SOME petrol stations have run dry in Yorkshire, while others have been inundated with drivers hoping to fill up.

In Ilkley, where there are two petrol stations, one had run dry while, on the opposite side of the road, queues were forming at the second station.

A motorist was asked to leave the forecourt of one after he snatched the pump out of the hand of a female driver, an eyewitness said.

Elsewhere, queues were reported in Huddersfield as some pumps ran dry, and across forecourts in Leeds.

At a Shell forecourt in Moortown, Leeds, there was a queue of 20 cars.

One van driver said he had been waiting for 30 minutes to get fuel. Only four of the 12 pumps were dispensing fuel as motorists waited patiently.

In Harrogate, a forecourt on the outskirts of the town had run out of fuel by 11.30am.

In Rotherham, there was a queue for fuel at Asda in the Eastwood area of the town.

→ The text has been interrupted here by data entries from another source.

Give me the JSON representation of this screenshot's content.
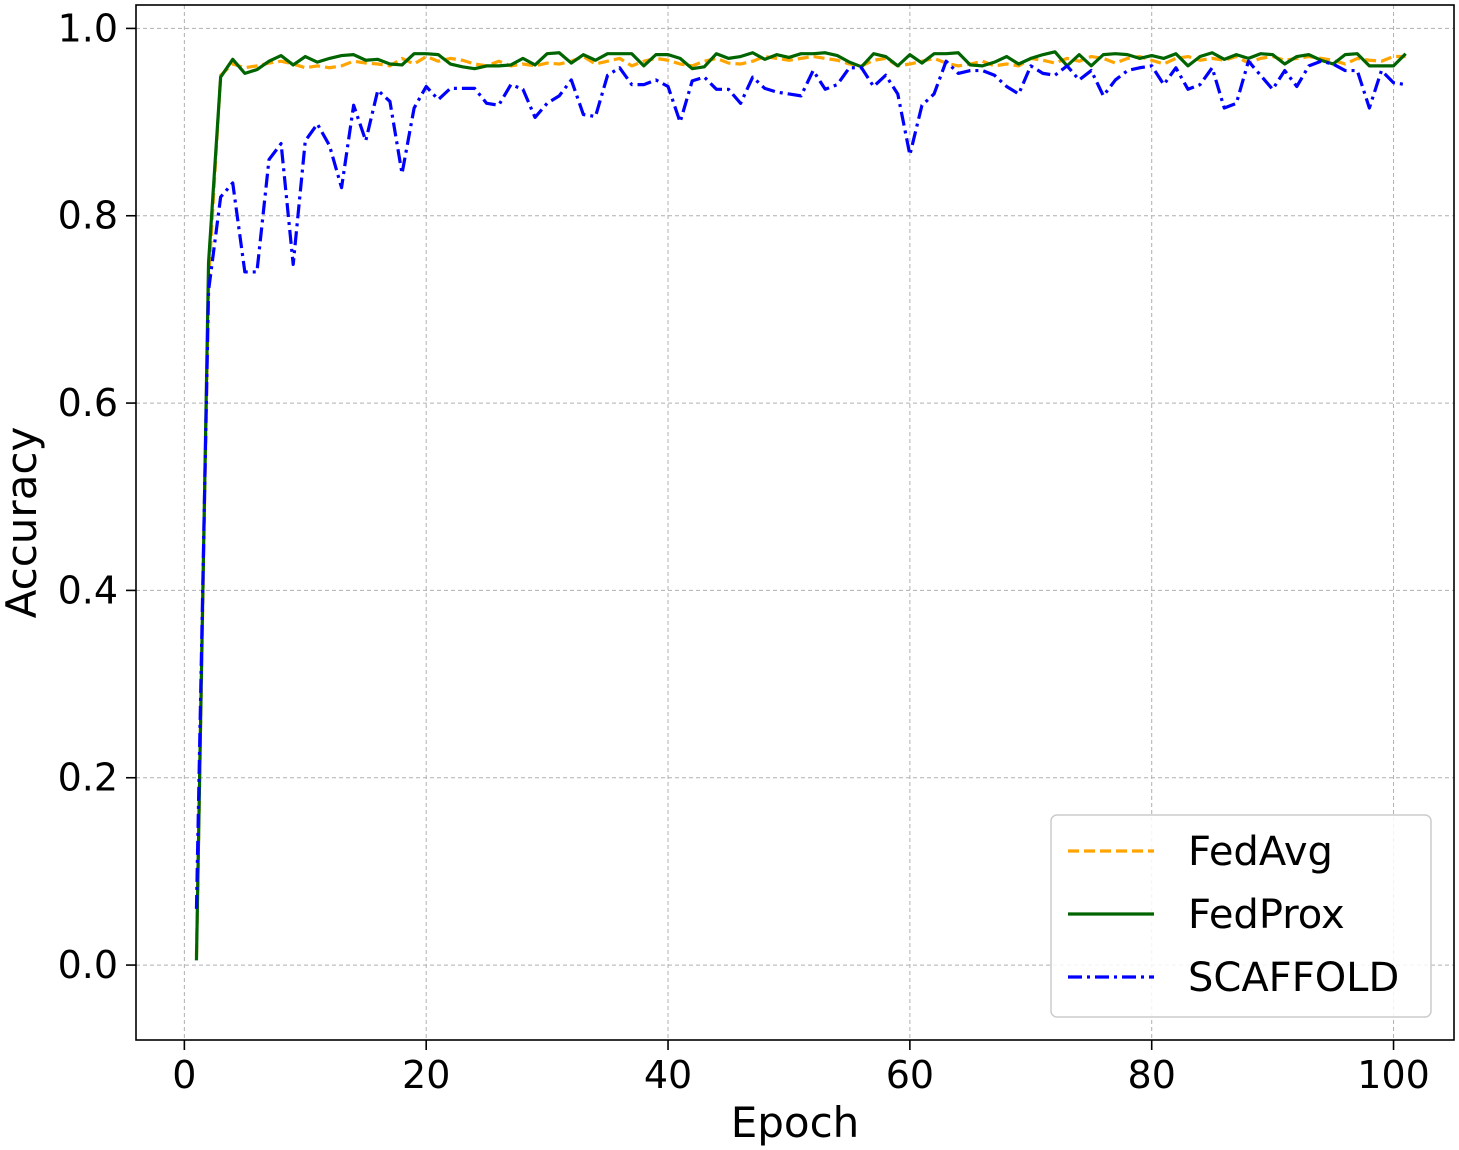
{
  "chart_data": {
    "type": "line",
    "xlabel": "Epoch",
    "ylabel": "Accuracy",
    "xlim": [
      -4,
      105
    ],
    "ylim": [
      -0.08,
      1.025
    ],
    "xticks": [
      0,
      20,
      40,
      60,
      80,
      100
    ],
    "yticks": [
      0.0,
      0.2,
      0.4,
      0.6,
      0.8,
      1.0
    ],
    "xtick_labels": [
      "0",
      "20",
      "40",
      "60",
      "80",
      "100"
    ],
    "ytick_labels": [
      "0.0",
      "0.2",
      "0.4",
      "0.6",
      "0.8",
      "1.0"
    ],
    "grid": true,
    "legend_position": "lower-right",
    "series": [
      {
        "name": "FedAvg",
        "color": "#ffa500",
        "dash": "dashed",
        "x_start": 1,
        "values": [
          0.01,
          0.73,
          0.95,
          0.962,
          0.958,
          0.96,
          0.963,
          0.965,
          0.962,
          0.958,
          0.96,
          0.958,
          0.96,
          0.965,
          0.963,
          0.962,
          0.96,
          0.968,
          0.962,
          0.97,
          0.965,
          0.968,
          0.966,
          0.962,
          0.96,
          0.965,
          0.96,
          0.962,
          0.96,
          0.963,
          0.962,
          0.965,
          0.97,
          0.962,
          0.965,
          0.968,
          0.96,
          0.965,
          0.968,
          0.966,
          0.962,
          0.96,
          0.965,
          0.968,
          0.963,
          0.962,
          0.965,
          0.97,
          0.968,
          0.966,
          0.968,
          0.97,
          0.968,
          0.966,
          0.962,
          0.96,
          0.966,
          0.968,
          0.96,
          0.962,
          0.965,
          0.968,
          0.963,
          0.96,
          0.962,
          0.965,
          0.96,
          0.962,
          0.96,
          0.968,
          0.966,
          0.963,
          0.968,
          0.965,
          0.97,
          0.968,
          0.963,
          0.968,
          0.97,
          0.966,
          0.962,
          0.968,
          0.97,
          0.966,
          0.968,
          0.966,
          0.97,
          0.963,
          0.968,
          0.97,
          0.966,
          0.968,
          0.97,
          0.968,
          0.966,
          0.962,
          0.968,
          0.966,
          0.965,
          0.97,
          0.97
        ]
      },
      {
        "name": "FedProx",
        "color": "#006400",
        "dash": "solid",
        "x_start": 1,
        "values": [
          0.005,
          0.75,
          0.948,
          0.967,
          0.952,
          0.956,
          0.965,
          0.971,
          0.961,
          0.97,
          0.964,
          0.968,
          0.971,
          0.972,
          0.966,
          0.967,
          0.962,
          0.961,
          0.973,
          0.973,
          0.972,
          0.962,
          0.959,
          0.957,
          0.96,
          0.96,
          0.961,
          0.968,
          0.961,
          0.973,
          0.974,
          0.963,
          0.972,
          0.966,
          0.973,
          0.973,
          0.973,
          0.96,
          0.972,
          0.972,
          0.968,
          0.957,
          0.959,
          0.973,
          0.968,
          0.97,
          0.974,
          0.967,
          0.972,
          0.969,
          0.973,
          0.973,
          0.974,
          0.971,
          0.964,
          0.959,
          0.973,
          0.97,
          0.96,
          0.972,
          0.963,
          0.973,
          0.973,
          0.974,
          0.961,
          0.96,
          0.964,
          0.97,
          0.962,
          0.968,
          0.972,
          0.975,
          0.96,
          0.972,
          0.96,
          0.972,
          0.973,
          0.972,
          0.968,
          0.971,
          0.968,
          0.973,
          0.96,
          0.97,
          0.974,
          0.967,
          0.972,
          0.968,
          0.973,
          0.972,
          0.962,
          0.97,
          0.972,
          0.966,
          0.962,
          0.972,
          0.973,
          0.96,
          0.96,
          0.96,
          0.973
        ]
      },
      {
        "name": "SCAFFOLD",
        "color": "#0000ff",
        "dash": "dashdot",
        "x_start": 1,
        "values": [
          0.06,
          0.72,
          0.82,
          0.835,
          0.74,
          0.74,
          0.86,
          0.877,
          0.748,
          0.88,
          0.898,
          0.875,
          0.83,
          0.918,
          0.88,
          0.934,
          0.922,
          0.845,
          0.915,
          0.938,
          0.924,
          0.936,
          0.936,
          0.936,
          0.92,
          0.918,
          0.94,
          0.935,
          0.905,
          0.92,
          0.928,
          0.945,
          0.908,
          0.906,
          0.95,
          0.958,
          0.94,
          0.94,
          0.945,
          0.938,
          0.9,
          0.944,
          0.948,
          0.935,
          0.935,
          0.92,
          0.948,
          0.936,
          0.932,
          0.93,
          0.928,
          0.955,
          0.935,
          0.94,
          0.958,
          0.958,
          0.938,
          0.95,
          0.93,
          0.865,
          0.918,
          0.93,
          0.965,
          0.952,
          0.955,
          0.955,
          0.95,
          0.938,
          0.93,
          0.96,
          0.952,
          0.95,
          0.96,
          0.945,
          0.955,
          0.928,
          0.945,
          0.955,
          0.958,
          0.96,
          0.94,
          0.958,
          0.935,
          0.94,
          0.958,
          0.915,
          0.92,
          0.965,
          0.95,
          0.935,
          0.955,
          0.938,
          0.96,
          0.965,
          0.962,
          0.955,
          0.955,
          0.915,
          0.955,
          0.942,
          0.94
        ]
      }
    ]
  }
}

A marshal in a fluorescent jacket was directing motorists as they queued for pumps.

There were six or seven vehicles waiting to get into the forecourt, an eyewitness said.

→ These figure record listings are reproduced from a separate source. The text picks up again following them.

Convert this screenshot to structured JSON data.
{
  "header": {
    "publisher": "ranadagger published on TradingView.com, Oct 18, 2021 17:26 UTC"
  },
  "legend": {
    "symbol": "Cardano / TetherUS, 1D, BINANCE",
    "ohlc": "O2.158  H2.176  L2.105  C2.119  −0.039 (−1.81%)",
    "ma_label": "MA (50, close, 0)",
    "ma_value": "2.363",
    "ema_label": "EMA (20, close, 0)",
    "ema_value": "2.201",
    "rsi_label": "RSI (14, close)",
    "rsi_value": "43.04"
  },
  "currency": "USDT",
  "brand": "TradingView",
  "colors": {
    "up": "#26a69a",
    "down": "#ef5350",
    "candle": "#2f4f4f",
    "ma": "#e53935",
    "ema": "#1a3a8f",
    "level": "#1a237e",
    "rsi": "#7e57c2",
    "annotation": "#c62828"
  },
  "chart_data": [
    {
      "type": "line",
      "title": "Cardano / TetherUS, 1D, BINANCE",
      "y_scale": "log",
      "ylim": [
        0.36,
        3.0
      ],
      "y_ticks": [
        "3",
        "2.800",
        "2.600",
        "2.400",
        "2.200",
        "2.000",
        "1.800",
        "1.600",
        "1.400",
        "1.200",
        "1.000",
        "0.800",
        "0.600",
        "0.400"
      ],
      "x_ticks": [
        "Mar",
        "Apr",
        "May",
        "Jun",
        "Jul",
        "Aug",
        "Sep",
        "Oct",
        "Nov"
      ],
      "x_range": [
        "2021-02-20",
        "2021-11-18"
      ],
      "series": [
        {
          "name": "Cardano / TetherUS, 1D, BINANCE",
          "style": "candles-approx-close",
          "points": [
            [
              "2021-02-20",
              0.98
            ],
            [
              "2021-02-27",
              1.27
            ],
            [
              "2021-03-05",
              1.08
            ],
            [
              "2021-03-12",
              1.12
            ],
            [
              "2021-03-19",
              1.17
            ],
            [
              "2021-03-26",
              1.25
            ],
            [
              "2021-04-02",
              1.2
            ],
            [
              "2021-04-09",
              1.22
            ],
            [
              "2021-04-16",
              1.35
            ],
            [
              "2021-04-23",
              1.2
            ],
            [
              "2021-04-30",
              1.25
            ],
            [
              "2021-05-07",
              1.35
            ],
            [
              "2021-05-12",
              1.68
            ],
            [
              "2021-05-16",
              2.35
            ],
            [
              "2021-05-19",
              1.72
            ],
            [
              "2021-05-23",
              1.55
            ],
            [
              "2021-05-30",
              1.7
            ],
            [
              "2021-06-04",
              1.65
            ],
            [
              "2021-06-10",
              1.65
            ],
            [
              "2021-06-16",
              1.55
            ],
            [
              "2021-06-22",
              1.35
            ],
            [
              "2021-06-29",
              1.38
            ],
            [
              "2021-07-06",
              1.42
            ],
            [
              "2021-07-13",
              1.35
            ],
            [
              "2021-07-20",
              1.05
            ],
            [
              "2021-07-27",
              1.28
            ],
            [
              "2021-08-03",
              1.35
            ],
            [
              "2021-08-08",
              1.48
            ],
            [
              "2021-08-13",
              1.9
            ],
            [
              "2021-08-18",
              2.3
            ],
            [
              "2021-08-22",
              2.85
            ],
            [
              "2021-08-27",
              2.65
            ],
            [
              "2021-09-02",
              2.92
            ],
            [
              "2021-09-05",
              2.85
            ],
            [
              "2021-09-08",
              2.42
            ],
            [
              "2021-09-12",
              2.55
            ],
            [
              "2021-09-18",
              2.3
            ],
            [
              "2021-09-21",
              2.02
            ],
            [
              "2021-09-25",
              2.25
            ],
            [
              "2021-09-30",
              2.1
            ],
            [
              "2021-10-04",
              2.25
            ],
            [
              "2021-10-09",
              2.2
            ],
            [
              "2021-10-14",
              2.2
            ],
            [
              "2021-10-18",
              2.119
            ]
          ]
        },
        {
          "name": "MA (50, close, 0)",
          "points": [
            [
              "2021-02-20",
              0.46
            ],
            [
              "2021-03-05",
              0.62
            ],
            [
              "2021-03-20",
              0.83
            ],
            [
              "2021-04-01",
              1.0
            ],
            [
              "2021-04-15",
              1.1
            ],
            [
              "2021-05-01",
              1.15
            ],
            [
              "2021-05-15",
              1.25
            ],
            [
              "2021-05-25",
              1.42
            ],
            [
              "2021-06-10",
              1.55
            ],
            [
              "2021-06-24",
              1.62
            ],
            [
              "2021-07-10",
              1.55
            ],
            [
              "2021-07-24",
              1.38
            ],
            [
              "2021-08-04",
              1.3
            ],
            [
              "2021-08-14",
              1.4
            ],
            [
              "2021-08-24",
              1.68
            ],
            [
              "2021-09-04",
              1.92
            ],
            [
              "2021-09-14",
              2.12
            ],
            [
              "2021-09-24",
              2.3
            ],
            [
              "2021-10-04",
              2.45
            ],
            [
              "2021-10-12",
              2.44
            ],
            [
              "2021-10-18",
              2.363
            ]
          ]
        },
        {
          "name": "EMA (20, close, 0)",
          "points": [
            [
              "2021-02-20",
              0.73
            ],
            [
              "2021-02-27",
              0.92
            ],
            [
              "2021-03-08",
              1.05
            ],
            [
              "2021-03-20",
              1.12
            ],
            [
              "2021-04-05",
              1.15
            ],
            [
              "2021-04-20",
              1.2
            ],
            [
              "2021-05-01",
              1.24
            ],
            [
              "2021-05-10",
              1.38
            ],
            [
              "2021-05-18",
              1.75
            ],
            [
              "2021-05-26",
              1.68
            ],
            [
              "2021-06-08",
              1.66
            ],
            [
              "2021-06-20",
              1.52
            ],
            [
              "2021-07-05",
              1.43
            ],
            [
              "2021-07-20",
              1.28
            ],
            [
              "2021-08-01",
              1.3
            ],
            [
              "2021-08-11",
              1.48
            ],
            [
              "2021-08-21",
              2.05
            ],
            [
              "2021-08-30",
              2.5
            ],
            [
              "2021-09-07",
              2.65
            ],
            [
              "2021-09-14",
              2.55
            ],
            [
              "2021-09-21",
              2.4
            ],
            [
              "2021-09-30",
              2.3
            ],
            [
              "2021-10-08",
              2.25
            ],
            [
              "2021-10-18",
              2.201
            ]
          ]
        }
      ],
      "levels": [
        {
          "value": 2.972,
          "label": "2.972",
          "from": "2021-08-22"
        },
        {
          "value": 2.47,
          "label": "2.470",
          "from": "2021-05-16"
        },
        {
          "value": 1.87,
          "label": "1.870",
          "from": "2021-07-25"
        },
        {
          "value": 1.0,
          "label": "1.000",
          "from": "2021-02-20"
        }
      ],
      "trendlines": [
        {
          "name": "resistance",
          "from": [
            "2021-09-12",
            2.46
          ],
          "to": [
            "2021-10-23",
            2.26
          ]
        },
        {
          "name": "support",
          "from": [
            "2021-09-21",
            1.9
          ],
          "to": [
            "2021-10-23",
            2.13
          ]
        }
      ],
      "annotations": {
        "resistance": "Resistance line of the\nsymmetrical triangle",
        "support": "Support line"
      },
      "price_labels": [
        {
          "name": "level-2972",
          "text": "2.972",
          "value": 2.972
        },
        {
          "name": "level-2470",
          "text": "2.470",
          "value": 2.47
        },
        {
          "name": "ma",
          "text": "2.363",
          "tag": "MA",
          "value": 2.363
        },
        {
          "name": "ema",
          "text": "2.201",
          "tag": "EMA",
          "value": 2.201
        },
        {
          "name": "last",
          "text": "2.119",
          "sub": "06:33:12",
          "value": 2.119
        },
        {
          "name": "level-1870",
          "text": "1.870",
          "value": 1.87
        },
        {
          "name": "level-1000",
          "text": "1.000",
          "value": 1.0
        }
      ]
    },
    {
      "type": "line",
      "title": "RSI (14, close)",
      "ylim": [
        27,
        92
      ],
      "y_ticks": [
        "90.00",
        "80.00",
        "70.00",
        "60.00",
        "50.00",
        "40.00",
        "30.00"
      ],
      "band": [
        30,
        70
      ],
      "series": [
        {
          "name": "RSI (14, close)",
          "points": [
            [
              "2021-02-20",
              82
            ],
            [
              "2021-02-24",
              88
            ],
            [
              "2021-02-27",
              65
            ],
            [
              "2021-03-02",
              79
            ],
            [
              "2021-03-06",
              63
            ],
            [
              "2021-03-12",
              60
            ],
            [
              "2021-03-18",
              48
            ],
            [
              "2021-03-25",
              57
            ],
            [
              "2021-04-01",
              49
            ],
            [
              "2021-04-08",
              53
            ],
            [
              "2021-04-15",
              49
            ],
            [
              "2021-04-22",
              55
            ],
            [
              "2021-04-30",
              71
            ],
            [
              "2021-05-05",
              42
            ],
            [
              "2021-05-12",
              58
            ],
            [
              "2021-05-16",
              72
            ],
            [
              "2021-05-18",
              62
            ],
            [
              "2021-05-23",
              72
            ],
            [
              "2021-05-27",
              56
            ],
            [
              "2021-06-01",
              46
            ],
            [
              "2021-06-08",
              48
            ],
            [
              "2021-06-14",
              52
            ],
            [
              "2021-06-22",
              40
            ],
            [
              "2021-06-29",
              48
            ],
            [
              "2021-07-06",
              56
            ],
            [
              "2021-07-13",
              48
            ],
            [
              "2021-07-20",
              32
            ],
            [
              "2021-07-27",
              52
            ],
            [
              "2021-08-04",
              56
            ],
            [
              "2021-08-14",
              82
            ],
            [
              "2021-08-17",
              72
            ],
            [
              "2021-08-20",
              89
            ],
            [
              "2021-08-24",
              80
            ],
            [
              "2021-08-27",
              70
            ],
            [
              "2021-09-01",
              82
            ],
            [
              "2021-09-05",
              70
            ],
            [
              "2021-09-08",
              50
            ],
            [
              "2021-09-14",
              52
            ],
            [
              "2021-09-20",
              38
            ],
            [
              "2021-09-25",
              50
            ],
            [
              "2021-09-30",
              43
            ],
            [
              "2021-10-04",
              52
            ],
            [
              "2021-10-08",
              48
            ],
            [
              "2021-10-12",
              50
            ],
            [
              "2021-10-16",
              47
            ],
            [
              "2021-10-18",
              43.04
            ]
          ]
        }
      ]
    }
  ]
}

Motoring organisations laid the blame for the panic buying firmly at the door of the government.

AA president Edmund King said: "There is no fuel tanker strike and therefore if drivers followed normal fuel buying patterns there would be no fuel shortage whatsoever.

"We now have self-inflicted shortages due to poor advice about topping up the tank and hoarding in jerry cans. This in turn has led to localised shortages, queues and some profiteering at the pumps."